- The Washington Times - Thursday, March 5, 2009


Cocaine kingpin moved to U.S.

BOGOTA | Colombia extradited one of its most-wanted drug lords to the United States on Wednesday to face charges of running an armed cocaine-smuggling gang with his twin brother, police said.

Ex-paramilitary leader Miguel Angel Mejia Munera was handcuffed and wearing body armor before he boarded a U.S. Drug Enforcement Administration plane in Bogota bound for the United States, which had offered a $5 million reward for information leading to his capture.

Mejia, 49, had been held in a high-security prison in Colombia since his arrest in May. He is expected to be charged with drug trafficking and money laundering after his arrival in Miami.

The State Department says he and his brother, Victor, shipped at least 68 tons of cocaine to the United States and Europe over a two-year period before their network was broken up in 2003.


U.S. returns to rights council

GENEVA | The United States returned Wednesday to the U.N. Human Rights Council, a body it left nine months ago saying it was biased against Israel and had failed to confront notorious rights abusers.

The U.S. informed the council it will resume participating in meetings as an active observer. Observer status means the U.S. can engage in debate but not vote.

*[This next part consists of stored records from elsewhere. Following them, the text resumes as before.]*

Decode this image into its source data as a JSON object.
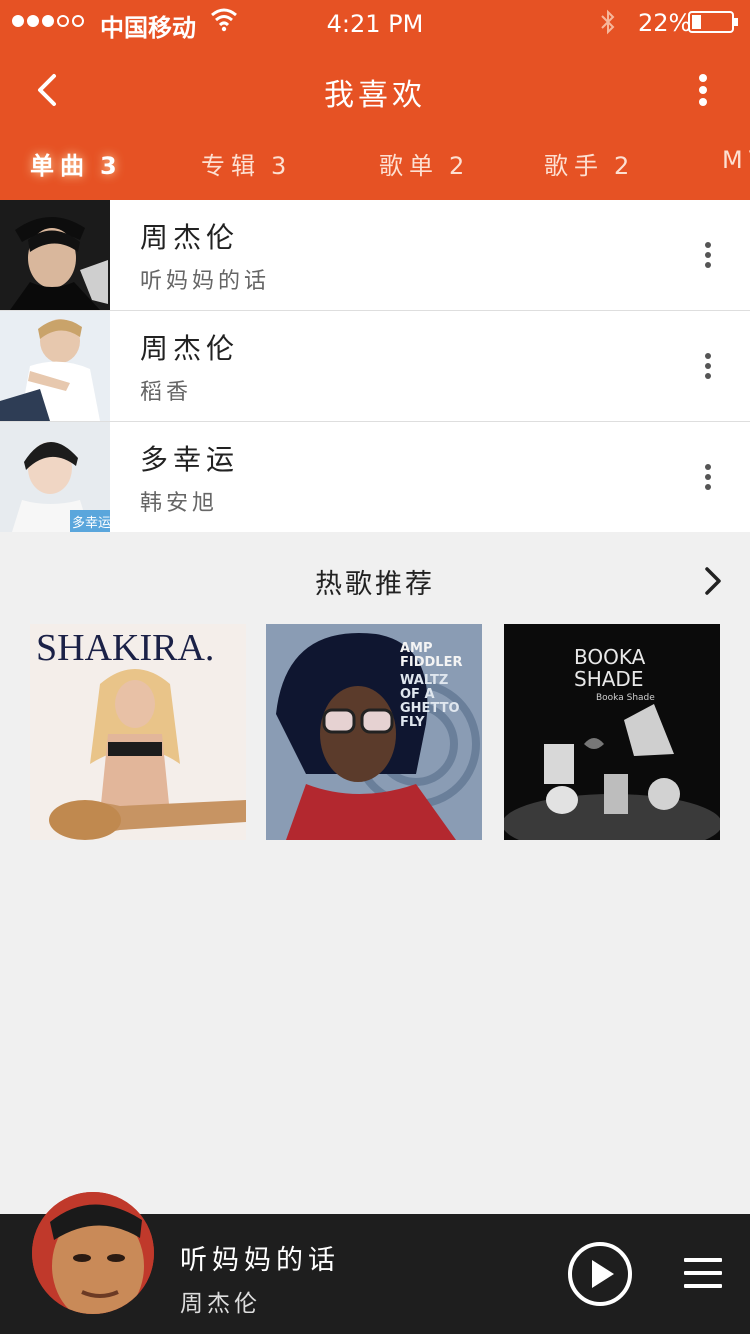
{
  "status_bar": {
    "carrier": "中国移动",
    "time": "4:21 PM",
    "battery": "22%",
    "battery_level": 0.22,
    "signal_bars": 3
  },
  "header": {
    "title": "我喜欢"
  },
  "tabs": [
    {
      "label": "单曲",
      "count": "3",
      "active": true
    },
    {
      "label": "专辑",
      "count": "3",
      "active": false
    },
    {
      "label": "歌单",
      "count": "2",
      "active": false
    },
    {
      "label": "歌手",
      "count": "2",
      "active": false
    },
    {
      "label": "MV",
      "count": "",
      "active": false
    }
  ],
  "songs": [
    {
      "name": "周杰伦",
      "sub": "听妈妈的话"
    },
    {
      "name": "周杰伦",
      "sub": "稻香"
    },
    {
      "name": "多幸运",
      "sub": "韩安旭"
    }
  ],
  "thumb_badge": "多幸运",
  "recommend": {
    "title": "热歌推荐",
    "albums": [
      {
        "cover_text": "SHAKIRA."
      },
      {
        "cover_text_lines": [
          "AMP",
          "FIDDLER",
          "WALTZ",
          "OF A",
          "GHETTO",
          "FLY"
        ]
      },
      {
        "cover_text_lines": [
          "BOOKA",
          "SHADE",
          "Booka Shade"
        ]
      }
    ]
  },
  "player": {
    "song": "听妈妈的话",
    "artist": "周杰伦"
  },
  "colors": {
    "accent": "#e65224",
    "player_bg": "#1e1e1e"
  }
}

In June, the Bush administration announced it was virtually giving up on the 47-nation body and would participate in debates only if absolutely necessary.


Defense spending up by 15 percent

BEIJING | China announced plans Wednesday to boost spending on its increasingly potent military 14.9 percent this year, maintaining nearly two decades of annual double-digit defense increases that have stirred concern in Washington and among Beijing’s neighbors.

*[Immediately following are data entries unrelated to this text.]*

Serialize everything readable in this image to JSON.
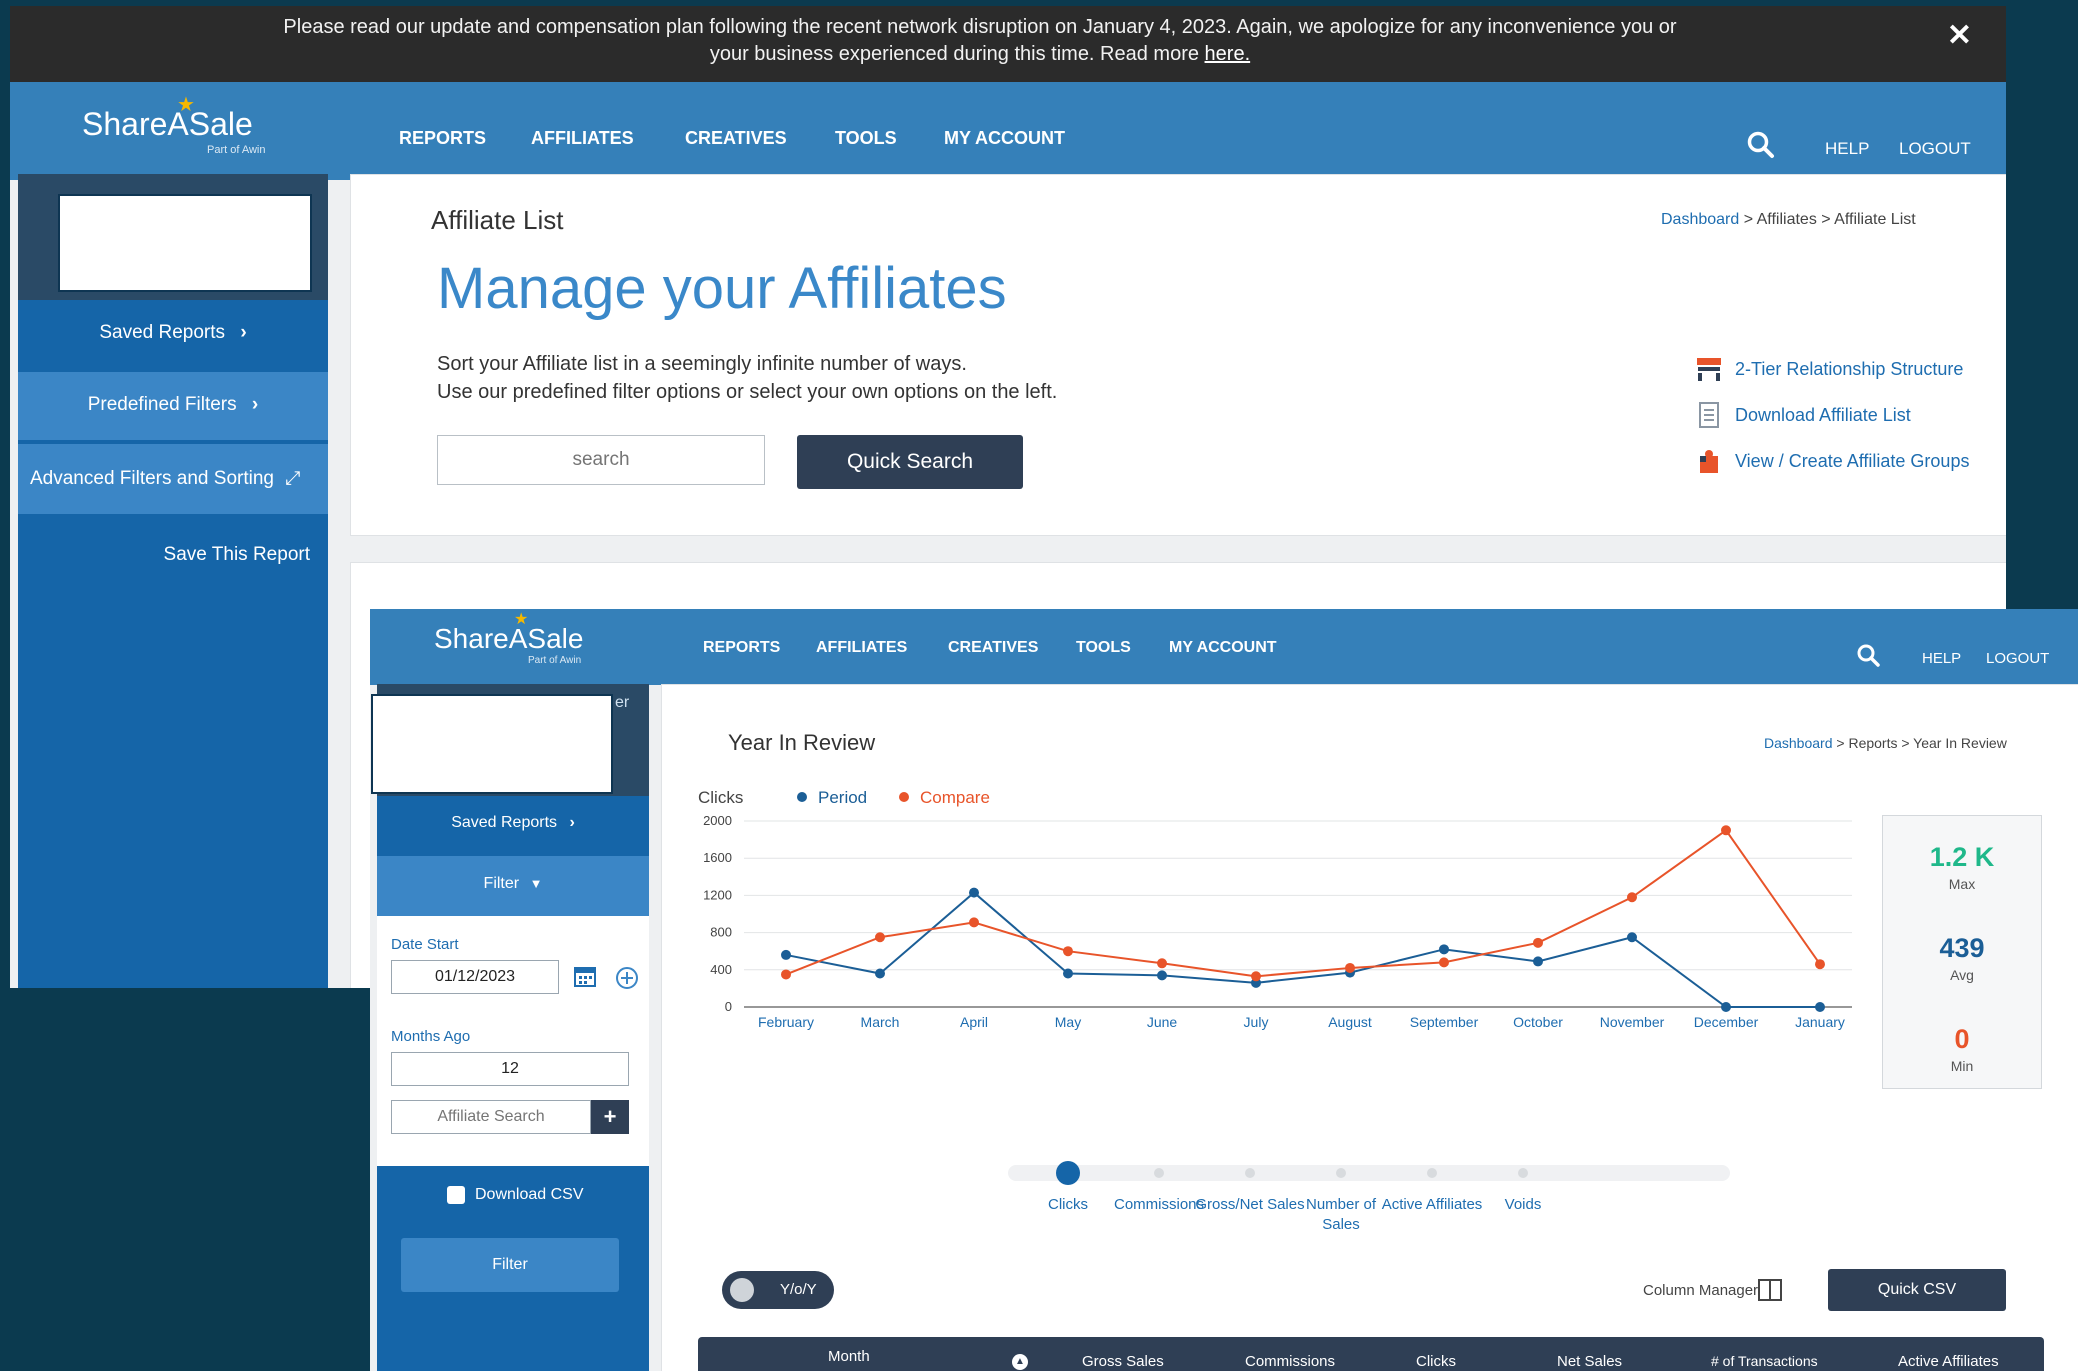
{
  "notice": {
    "line1": "Please read our update and compensation plan following the recent network disruption on January 4, 2023. Again, we apologize for any inconvenience you or",
    "line2": "your business experienced during this time. Read more",
    "link": "here.",
    "close": "✕"
  },
  "brand": {
    "name": "ShareASale",
    "sub": "Part of Awin",
    "star": "★"
  },
  "nav": [
    "REPORTS",
    "AFFILIATES",
    "CREATIVES",
    "TOOLS",
    "MY ACCOUNT"
  ],
  "util": {
    "help": "HELP",
    "logout": "LOGOUT"
  },
  "affiliate_page": {
    "sidebar": {
      "saved_reports": "Saved Reports",
      "predefined_filters": "Predefined Filters",
      "advanced": "Advanced Filters and Sorting",
      "save_report": "Save This Report"
    },
    "section_title": "Affiliate List",
    "breadcrumb": {
      "home": "Dashboard",
      "rest": " > Affiliates > Affiliate List"
    },
    "heading": "Manage your Affiliates",
    "desc1": "Sort your Affiliate list in a seemingly infinite number of ways.",
    "desc2": "Use our predefined filter options or select your own options on the left.",
    "search_placeholder": "search",
    "quick_search": "Quick Search",
    "links": [
      "2-Tier Relationship Structure",
      "Download Affiliate List",
      "View / Create Affiliate Groups"
    ]
  },
  "review_page": {
    "sidebar": {
      "cut_text": "er",
      "saved_reports": "Saved Reports",
      "filter_toggle": "Filter",
      "date_start_label": "Date Start",
      "date_start": "01/12/2023",
      "months_ago_label": "Months Ago",
      "months_ago": "12",
      "affiliate_search_placeholder": "Affiliate Search",
      "add": "+",
      "download_csv": "Download CSV",
      "filter_button": "Filter"
    },
    "section_title": "Year In Review",
    "breadcrumb": {
      "home": "Dashboard",
      "rest": " > Reports > Year In Review"
    },
    "stats": [
      {
        "value": "1.2 K",
        "label": "Max",
        "color": "#1fb88a"
      },
      {
        "value": "439",
        "label": "Avg",
        "color": "#1b5e96"
      },
      {
        "value": "0",
        "label": "Min",
        "color": "#e8542a"
      }
    ],
    "metric_tabs": [
      "Clicks",
      "Commissions",
      "Gross/Net Sales",
      "Number of\nSales",
      "Active Affiliates",
      "Voids"
    ],
    "active_metric": 0,
    "yoy": "Y/o/Y",
    "column_manager": "Column Manager",
    "quick_csv": "Quick CSV",
    "table_headers": [
      "Month",
      "Gross Sales",
      "Commissions",
      "Clicks",
      "Net Sales",
      "# of Transactions",
      "Active Affiliates"
    ]
  },
  "chart_data": {
    "type": "line",
    "ylabel": "Clicks",
    "categories": [
      "February",
      "March",
      "April",
      "May",
      "June",
      "July",
      "August",
      "September",
      "October",
      "November",
      "December",
      "January"
    ],
    "ylim": [
      0,
      2000
    ],
    "yticks": [
      0,
      400,
      800,
      1200,
      1600,
      2000
    ],
    "grid": true,
    "legend_position": "top-left",
    "series": [
      {
        "name": "Period",
        "color": "#1b5e96",
        "values": [
          560,
          360,
          1230,
          360,
          340,
          260,
          370,
          620,
          490,
          750,
          0,
          0
        ]
      },
      {
        "name": "Compare",
        "color": "#e8542a",
        "values": [
          350,
          750,
          910,
          600,
          470,
          330,
          420,
          480,
          690,
          1180,
          1900,
          460
        ]
      }
    ]
  }
}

A spokesman for the national legislature played down worries about China’s military might, saying the boost was “modest” and suitable for the world’s third-largest economy. Much of the additional funding would go toward salaries and benefits for servicemen, he said.

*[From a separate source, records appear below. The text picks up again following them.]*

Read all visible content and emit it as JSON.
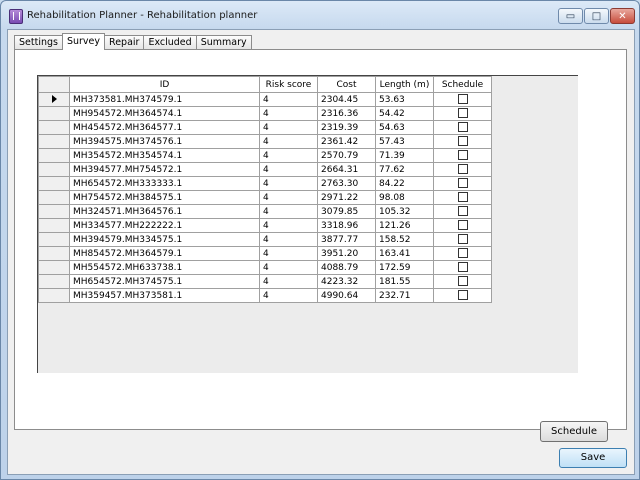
{
  "window": {
    "title": "Rehabilitation Planner - Rehabilitation planner",
    "min_glyph": "▭",
    "max_glyph": "□",
    "close_glyph": "✕"
  },
  "tabs": [
    "Settings",
    "Survey",
    "Repair",
    "Excluded",
    "Summary"
  ],
  "active_tab": "Survey",
  "grid": {
    "columns": [
      "ID",
      "Risk score",
      "Cost",
      "Length (m)",
      "Schedule"
    ],
    "rows": [
      {
        "id": "MH373581.MH374579.1",
        "risk": "4",
        "cost": "2304.45",
        "length": "53.63",
        "schedule": false
      },
      {
        "id": "MH954572.MH364574.1",
        "risk": "4",
        "cost": "2316.36",
        "length": "54.42",
        "schedule": false
      },
      {
        "id": "MH454572.MH364577.1",
        "risk": "4",
        "cost": "2319.39",
        "length": "54.63",
        "schedule": false
      },
      {
        "id": "MH394575.MH374576.1",
        "risk": "4",
        "cost": "2361.42",
        "length": "57.43",
        "schedule": false
      },
      {
        "id": "MH354572.MH354574.1",
        "risk": "4",
        "cost": "2570.79",
        "length": "71.39",
        "schedule": false
      },
      {
        "id": "MH394577.MH754572.1",
        "risk": "4",
        "cost": "2664.31",
        "length": "77.62",
        "schedule": false
      },
      {
        "id": "MH654572.MH333333.1",
        "risk": "4",
        "cost": "2763.30",
        "length": "84.22",
        "schedule": false
      },
      {
        "id": "MH754572.MH384575.1",
        "risk": "4",
        "cost": "2971.22",
        "length": "98.08",
        "schedule": false
      },
      {
        "id": "MH324571.MH364576.1",
        "risk": "4",
        "cost": "3079.85",
        "length": "105.32",
        "schedule": false
      },
      {
        "id": "MH334577.MH222222.1",
        "risk": "4",
        "cost": "3318.96",
        "length": "121.26",
        "schedule": false
      },
      {
        "id": "MH394579.MH334575.1",
        "risk": "4",
        "cost": "3877.77",
        "length": "158.52",
        "schedule": false
      },
      {
        "id": "MH854572.MH364579.1",
        "risk": "4",
        "cost": "3951.20",
        "length": "163.41",
        "schedule": false
      },
      {
        "id": "MH554572.MH633738.1",
        "risk": "4",
        "cost": "4088.79",
        "length": "172.59",
        "schedule": false
      },
      {
        "id": "MH654572.MH374575.1",
        "risk": "4",
        "cost": "4223.32",
        "length": "181.55",
        "schedule": false
      },
      {
        "id": "MH359457.MH373581.1",
        "risk": "4",
        "cost": "4990.64",
        "length": "232.71",
        "schedule": false
      }
    ]
  },
  "buttons": {
    "schedule": "Schedule",
    "save": "Save"
  }
}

China’s defense spending is on a par with the budgets of Japan, Russia and Britain, but is still dwarfed by U.S. military expenditures, which are nearly 10 times as large.


Governor ousted in election fraud

BRASILIA | A Brazilian court Wednesday stripped a state governor of his job for buying votes, its second such ruling in two weeks, as the world’s fourth-largest democracy cracks down on election fraud.

An additional five Brazilian governors face similar charges and could be forced out of office.

The Supreme Electoral Tribunal in Brasilia stripped Jackson Lago, governor of the northeastern state of Maranhao, of his mandate.


Parliament OKs e-mail tracking

HELSINKI | The Finnish parliament approved controversial legislation Wednesday that allows employers to track workers’ e-mails. Lawmakers approved the government proposal in a 96-56 vote. Forty-eight were absent or abstained.

The new law, which is subject to the president’s approval, does not allow employers to read employees’ e-mails. But it gives them the right to track workers’ e-mails by retaining information about such messages, including the recipients, senders and the time when e-mails have been sent or received.